Zoyne Pedrero Zayas lauréate d’une bourse de recherche prestigieuse Mieux comprendre la dynamique du mercure chez les êtres vivants
Le Conseil européen de la recherche a annoncé la liste des lauréats et lauréates des bourses ERC Consolidator Grant, une distinction prestigieuse qui soutient chaque année une sélection très restreinte de projets de recherche d’excellence portés par des scientifiques en milieu de carrière. Zoyne Pedrero Zayas, directrice de recherche CNRS au sein de l’IPREM* à l’Université de Pau et des Pays de l’Adour, fait partie des lauréats avec le projet SéMer.
Une révolution se prépare dans les murs de l’IPREM, et elle est menée par Zoyne Pedrero Zayas. La chimiste cubaine a récemment obtenu un financement prestigieux du Conseil européen de la recherche (ERC) pour révolutionner la compréhension du devenir du mercure dans le vivant, grâce à son projet SéMer. Présent dans notre environnement, le mercure s’insinue jusqu’à nos assiettes à travers la chaîne alimentaire, principalement via la consommation de poissons et de fruits de mer. Tout le monde est exposé, directement ou indirectement, à cet élément chimique qui, en raison de son extrême toxicité, a récemment été classé parmi les dix produits chimiques les plus préoccupants pour la santé publique par l'Organisation mondiale de la santé (OMS).

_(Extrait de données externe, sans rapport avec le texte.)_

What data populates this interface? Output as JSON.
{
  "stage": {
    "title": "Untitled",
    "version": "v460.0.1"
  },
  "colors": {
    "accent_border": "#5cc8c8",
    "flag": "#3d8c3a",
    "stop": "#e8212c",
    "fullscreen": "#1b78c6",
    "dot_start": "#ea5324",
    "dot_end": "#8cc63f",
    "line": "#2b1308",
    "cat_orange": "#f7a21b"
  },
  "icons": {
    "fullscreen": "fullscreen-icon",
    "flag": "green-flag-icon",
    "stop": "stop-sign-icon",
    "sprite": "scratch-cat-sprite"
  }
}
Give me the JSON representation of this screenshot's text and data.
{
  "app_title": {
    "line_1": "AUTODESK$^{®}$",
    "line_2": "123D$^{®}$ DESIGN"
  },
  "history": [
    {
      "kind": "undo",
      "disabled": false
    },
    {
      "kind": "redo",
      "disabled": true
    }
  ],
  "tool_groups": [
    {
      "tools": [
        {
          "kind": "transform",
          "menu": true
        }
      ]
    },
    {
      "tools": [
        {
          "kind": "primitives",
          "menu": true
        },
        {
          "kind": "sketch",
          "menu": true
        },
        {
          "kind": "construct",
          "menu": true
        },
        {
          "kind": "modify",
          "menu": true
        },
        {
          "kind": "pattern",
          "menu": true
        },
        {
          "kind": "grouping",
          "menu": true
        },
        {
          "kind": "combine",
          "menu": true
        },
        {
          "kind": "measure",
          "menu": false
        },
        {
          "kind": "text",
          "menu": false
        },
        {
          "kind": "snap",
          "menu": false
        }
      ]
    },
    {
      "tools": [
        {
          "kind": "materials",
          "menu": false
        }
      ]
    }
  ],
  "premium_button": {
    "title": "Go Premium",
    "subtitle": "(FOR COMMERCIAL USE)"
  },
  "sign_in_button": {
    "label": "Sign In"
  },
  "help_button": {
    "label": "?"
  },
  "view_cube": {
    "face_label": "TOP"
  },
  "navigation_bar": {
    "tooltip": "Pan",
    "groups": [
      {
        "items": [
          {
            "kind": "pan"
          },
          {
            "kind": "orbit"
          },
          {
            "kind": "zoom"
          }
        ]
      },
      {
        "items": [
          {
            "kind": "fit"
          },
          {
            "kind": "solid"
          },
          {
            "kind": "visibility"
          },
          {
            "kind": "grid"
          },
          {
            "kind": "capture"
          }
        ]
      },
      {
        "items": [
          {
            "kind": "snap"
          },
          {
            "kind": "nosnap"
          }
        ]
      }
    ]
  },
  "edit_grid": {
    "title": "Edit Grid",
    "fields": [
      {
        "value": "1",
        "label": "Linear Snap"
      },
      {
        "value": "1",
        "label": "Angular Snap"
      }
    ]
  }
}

« Les informations actuelles sur le devenir du mercure dans les organismes vivants sont limitées, explique Zoyne Pedrero Zayas. Ce que nous souhaitons désormais, c'est obtenir une compréhension plus fine et précise de la dynamique de transformation, d'excrétion et d'interaction du mercure dans le vivant, ouvrant des voies jamais explorées auparavant dans l’étude de son cycle biogéochimique. » Le projet SéMer fournira des perspectives sans précédent sur la dynamique du mercure dans l'environnement, grâce au développement de nouvelles stratégies analytiques qui pourraient être appliquées à d'autres éléments, toxiques ou essentiels pour les organismes vivants.
La chercheuse du CNRS a d’ailleurs un autre élément en ligne de mire : le sélénium. Ce dernier pourrait jouer un rôle dans la détoxification du mercure entre autres, par la formation de tiemannite. Ce composé solide et inerte de mercure et sélénium réduirait la biodisponibilité du mercure dans l’organisme et, par conséquent, sa toxicité. Cette voie de détoxification reste encore à explorer, et c’est précisément l’un des objectifs du projet de Zoyne Pedrero Zayas.
La chercheuse développera des stratégies analytiques pour caractériser la composition isotopique du mercure et du sélénium qui est spécifique à chaque molécule contenant ces éléments. Ces approches seront appliquées en parallèle dans des écosystèmes différents mais tous les deux importants pour l’étude du mercure dans l’environnement : le milieu marin, où certaines hypothèses ont été évoquées, et les milieux d’eau douce, beaucoup moins étudiés et présentant un manque important de données.
L’Amazonie, un laboratoire grandeur nature
La majorité des études concernant le mercure dans les organismes vivants se limitent aux organismes marins. Le projet de Zoyne Pedrero Zayas apportera de nouvelles informations dans les écosystèmes d’eau douce, comme l’Amazonie, où il existe un manque critique de données sur la dynamique du mercure et du sélénium et leur interaction potentielle.
L’Amazonie est l’une des régions du monde les plus impactées par le mercure. En plus de l’activité historique d’orpaillage dans la région, de récents épisodes de déforestation, d’incendies de forêt, de construction de méga-barrages et de transformations de l’utilisation des terres contribuent à modifier la dynamique du mercure, entraînant une bioaccumulation accrue chez les animaux et les populations locales. « La population riveraine a une alimentation principalement basée sur des produits locaux, et le poisson représente 80 % de leurs apports en protéines, raconte Zoyne Pedrero Zayas. Cette forte consommation de poisson conduit à des niveaux de mercure dans le sang parmi les plus élevés au monde. »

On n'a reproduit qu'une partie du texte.